La Charreada (The Mexican Rodeo) by David Shaw
There are so many wonderful elements in this photograph that I hardly know where to begin. Do I begin with the double spiral of the moving rope? Or, should I start with the mid-air, one-legged leap? Or, should I first mention the repeating pattern of the tiny row of hats above the fence that mirror the wonderful hat of the performer? What about that subtle line of chalk in the dirt that draws our eye directly to the "Miller" sign on the fence? Or, speaking of patterns in the dirt, what about the one-legged shadow?
And then there are a few logistical questions that pop to mind — for example, how was the photographer so close to the performer, yet the performer so far away from the audience? Was it luck or incredible skill that allowed the photographer to choose exactly the right shutter speed to render the performer in sharp clarity, but the rope with slight movement?
This is a photograph that I would love dearly to examine in the photographer's original contact sheet. How many exposures do you suppose were necessary to get this exact photograph? Alternatively, I can imagine the awe and wonder I would experience if I were to find this as a solitary image in the roll of film.

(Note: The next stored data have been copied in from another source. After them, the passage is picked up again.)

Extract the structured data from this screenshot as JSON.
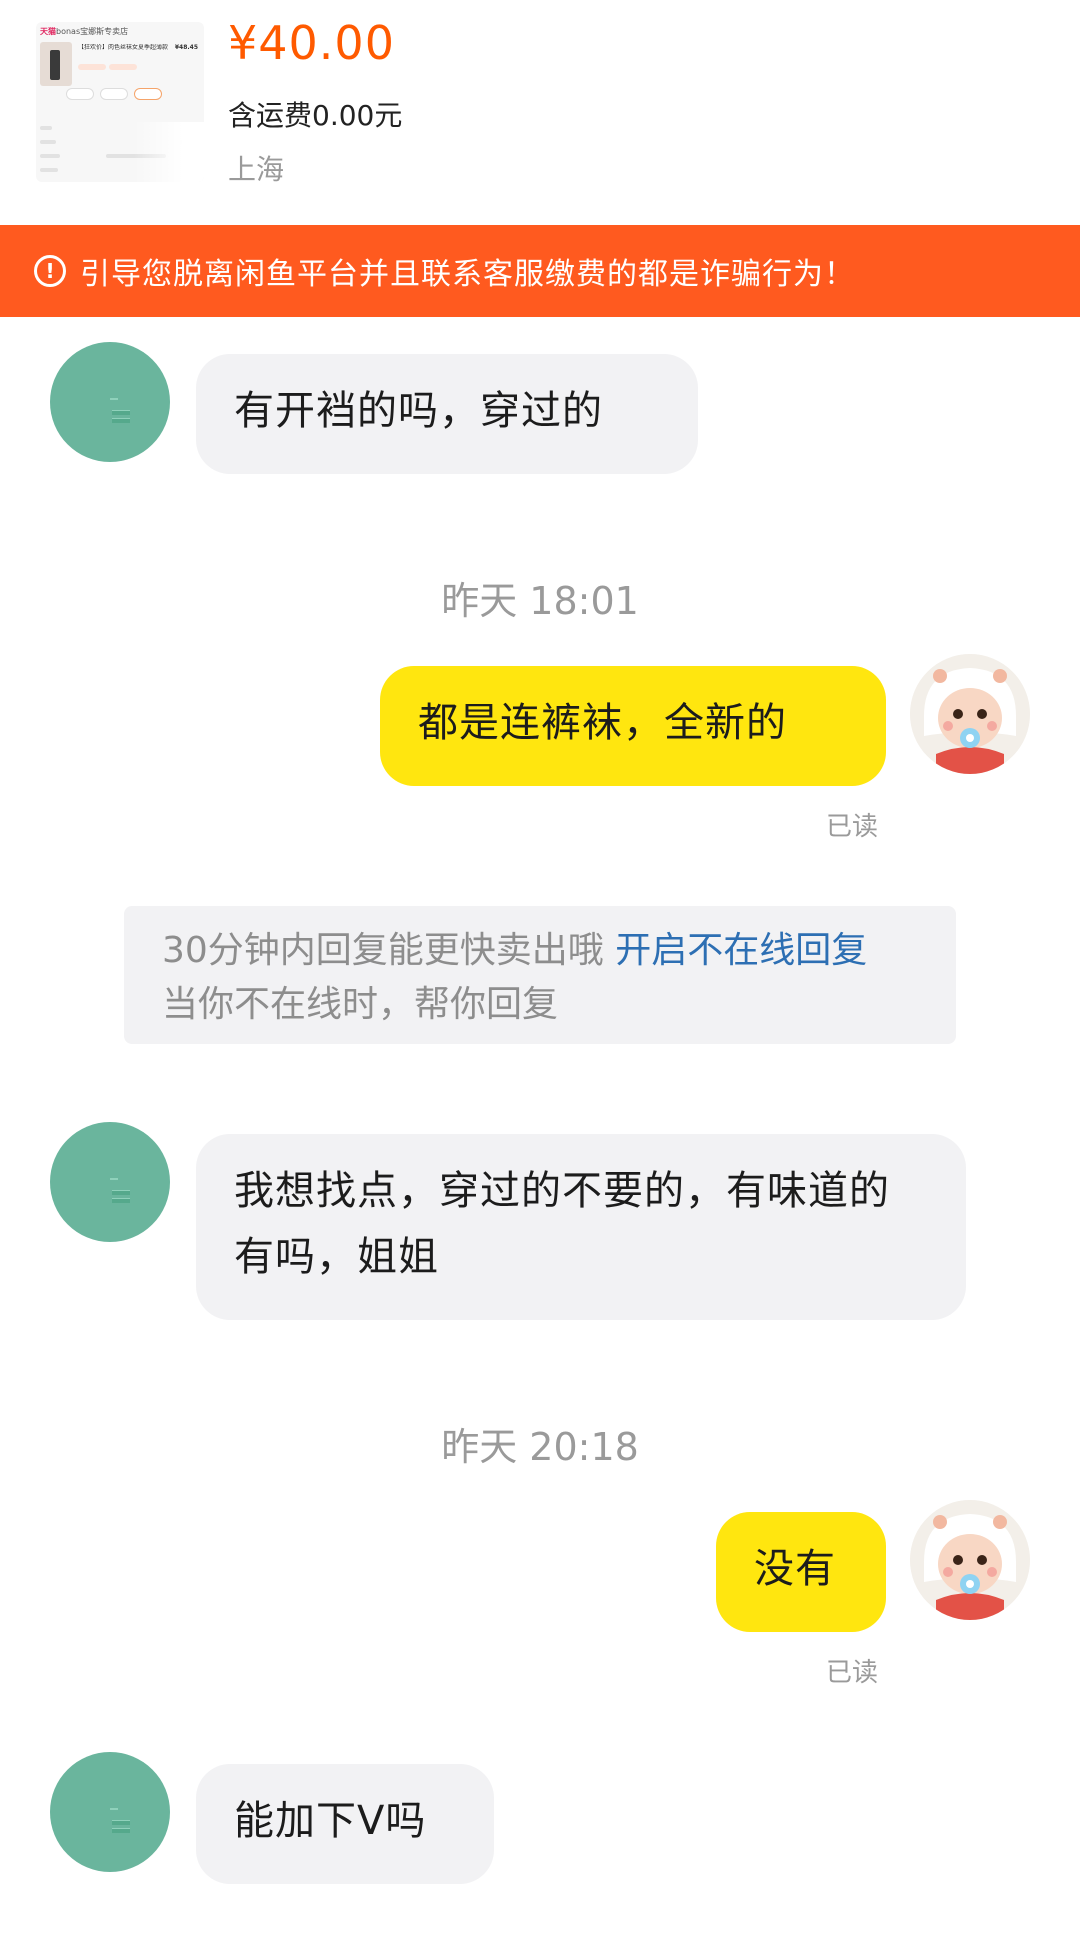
{
  "product": {
    "thumbnail": {
      "shop_tag": "天猫",
      "shop_name": "bonas宝娜斯专卖店",
      "title": "【狂欢价】肉色丝袜女夏季超薄款",
      "price": "¥48.45"
    },
    "price": "¥40.00",
    "shipping": "含运费0.00元",
    "location": "上海"
  },
  "warning": {
    "icon": "alert-circle-icon",
    "text": "引导您脱离闲鱼平台并且联系客服缴费的都是诈骗行为！"
  },
  "messages": [
    {
      "from": "buyer",
      "text": "有开裆的吗，穿过的"
    },
    {
      "timestamp": "昨天 18:01"
    },
    {
      "from": "seller",
      "text": "都是连裤袜，全新的",
      "status": "已读"
    },
    {
      "tip": {
        "text": "30分钟内回复能更快卖出哦",
        "link": "开启不在线回复",
        "sub": "当你不在线时，帮你回复"
      }
    },
    {
      "from": "buyer",
      "text": "我想找点，穿过的不要的，有味道的有吗，姐姐"
    },
    {
      "timestamp": "昨天 20:18"
    },
    {
      "from": "seller",
      "text": "没有",
      "status": "已读"
    },
    {
      "from": "buyer",
      "text": "能加下V吗"
    }
  ],
  "colors": {
    "price": "#ff5a00",
    "warning_bg": "#ff5a1f",
    "buyer_bubble": "#f2f2f4",
    "seller_bubble": "#ffe60f",
    "buyer_avatar": "#6ab59d",
    "link": "#2d6fb3"
  }
}
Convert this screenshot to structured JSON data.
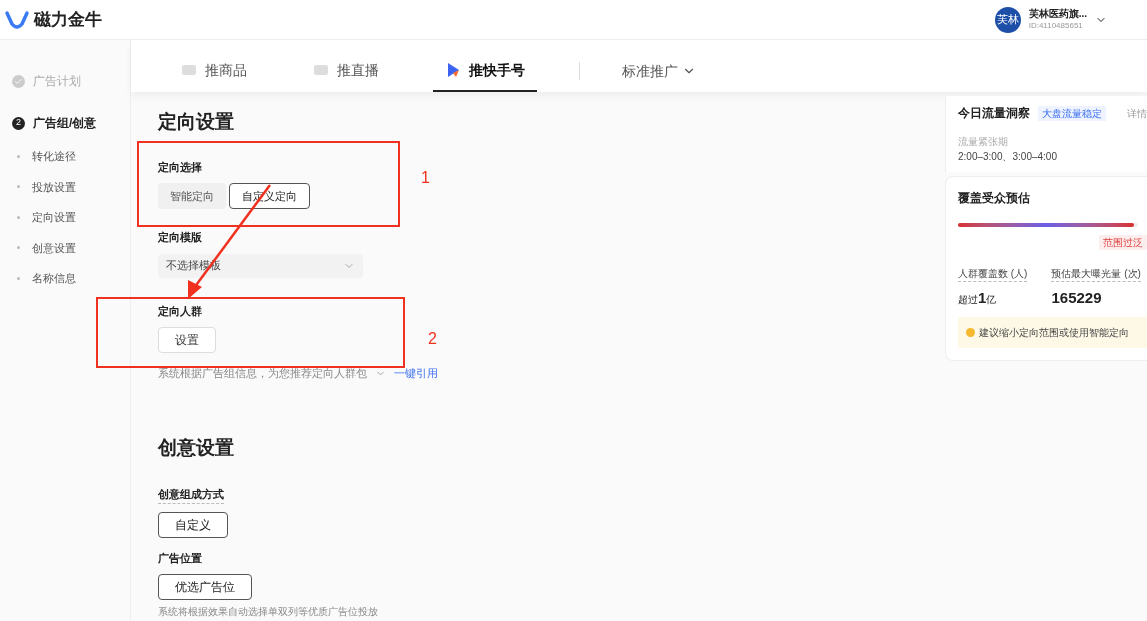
{
  "header": {
    "logo_text": "磁力金牛",
    "account": {
      "avatar_text": "芙林",
      "name": "芙林医药旗...",
      "id": "ID:4110485651"
    }
  },
  "sidebar": {
    "steps": [
      {
        "label": "广告计划",
        "current": false
      },
      {
        "number": "2",
        "label": "广告组/创意",
        "current": true
      }
    ],
    "items": [
      "转化途径",
      "投放设置",
      "定向设置",
      "创意设置",
      "名称信息"
    ]
  },
  "tabs": [
    {
      "label": "推商品",
      "selected": false
    },
    {
      "label": "推直播",
      "selected": false
    },
    {
      "label": "推快手号",
      "selected": true
    }
  ],
  "mode_dropdown": "标准推广",
  "targeting": {
    "title": "定向设置",
    "choice_label": "定向选择",
    "options": [
      {
        "label": "智能定向",
        "selected": false
      },
      {
        "label": "自定义定向",
        "selected": true
      }
    ],
    "template_label": "定向模版",
    "template_value": "不选择模板",
    "audience_label": "定向人群",
    "audience_button": "设置",
    "recommend_text": "系统根据广告组信息，为您推荐定向人群包",
    "recommend_link": "一键引用"
  },
  "creative": {
    "title": "创意设置",
    "compose_label": "创意组成方式",
    "compose_button": "自定义",
    "placement_label": "广告位置",
    "placement_button": "优选广告位",
    "placement_hint": "系统将根据效果自动选择单双列等优质广告位投放"
  },
  "traffic_card": {
    "title": "今日流量洞察",
    "badge": "大盘流量稳定",
    "detail_link": "详情",
    "period_label": "流量紧张期",
    "period_value": "2:00–3:00、3:00–4:00"
  },
  "audience_card": {
    "title": "覆盖受众预估",
    "level": 0.98,
    "range_badge": "范围过泛",
    "metrics": [
      {
        "label": "人群覆盖数 (人)",
        "prefix": "超过",
        "value": "1",
        "suffix": "亿"
      },
      {
        "label": "预估最大曝光量 (次)",
        "value": "165229"
      }
    ],
    "tip": "建议缩小定向范围或使用智能定向"
  },
  "annotations": [
    "1",
    "2"
  ]
}
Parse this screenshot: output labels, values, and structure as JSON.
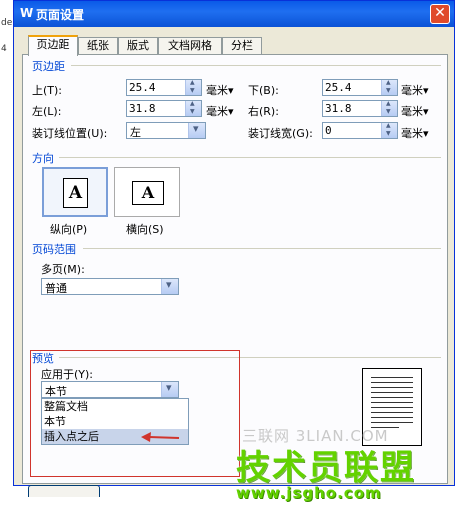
{
  "background_fragments": [
    "de",
    "4"
  ],
  "window": {
    "title": "页面设置",
    "title_icon": "W",
    "close_glyph": "✕"
  },
  "tabs": [
    "页边距",
    "纸张",
    "版式",
    "文档网格",
    "分栏"
  ],
  "margins": {
    "section": "页边距",
    "top_label": "上(T):",
    "top_value": "25.4",
    "bottom_label": "下(B):",
    "bottom_value": "25.4",
    "left_label": "左(L):",
    "left_value": "31.8",
    "right_label": "右(R):",
    "right_value": "31.8",
    "gutter_pos_label": "装订线位置(U):",
    "gutter_pos_value": "左",
    "gutter_width_label": "装订线宽(G):",
    "gutter_width_value": "0",
    "unit": "毫米▾"
  },
  "orientation": {
    "section": "方向",
    "portrait_label": "纵向(P)",
    "landscape_label": "横向(S)",
    "icon_letter": "A"
  },
  "page_range": {
    "section": "页码范围",
    "multi_label": "多页(M):",
    "multi_value": "普通"
  },
  "preview": {
    "section": "预览",
    "apply_label": "应用于(Y):",
    "apply_value": "本节",
    "options": [
      "整篇文档",
      "本节",
      "插入点之后"
    ]
  },
  "watermark": {
    "line1": "三联网 3LIAN.COM",
    "line2": "技术员联盟",
    "line3": "www.jsgho.com"
  }
}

More and more I find myself fascinated with the process of editing as much as with the process of photographing itself. I suppose this has to do with the volume of images we are all now making with our digital cameras. Selecting the specific exposure to use in the final project is quickly rising to become an art form all its own. It would be incredibly easy, for example, to imagine the contact sheet filled with images of this performer in mid-gesture. It's the kind of thing I think many of us would capture in several exposures, just to be sure we had a usable frame. Selecting this frame might seem obvious, but then again it might not. Imagine all the ways this image could be diminished in images that might appear on the contact sheet.
That so many elements have come together in this tiniest fraction of a second to create this marvelous photograph is, as I say, either a testament to luck or judicious editing. Either way, what a marvelous photograph!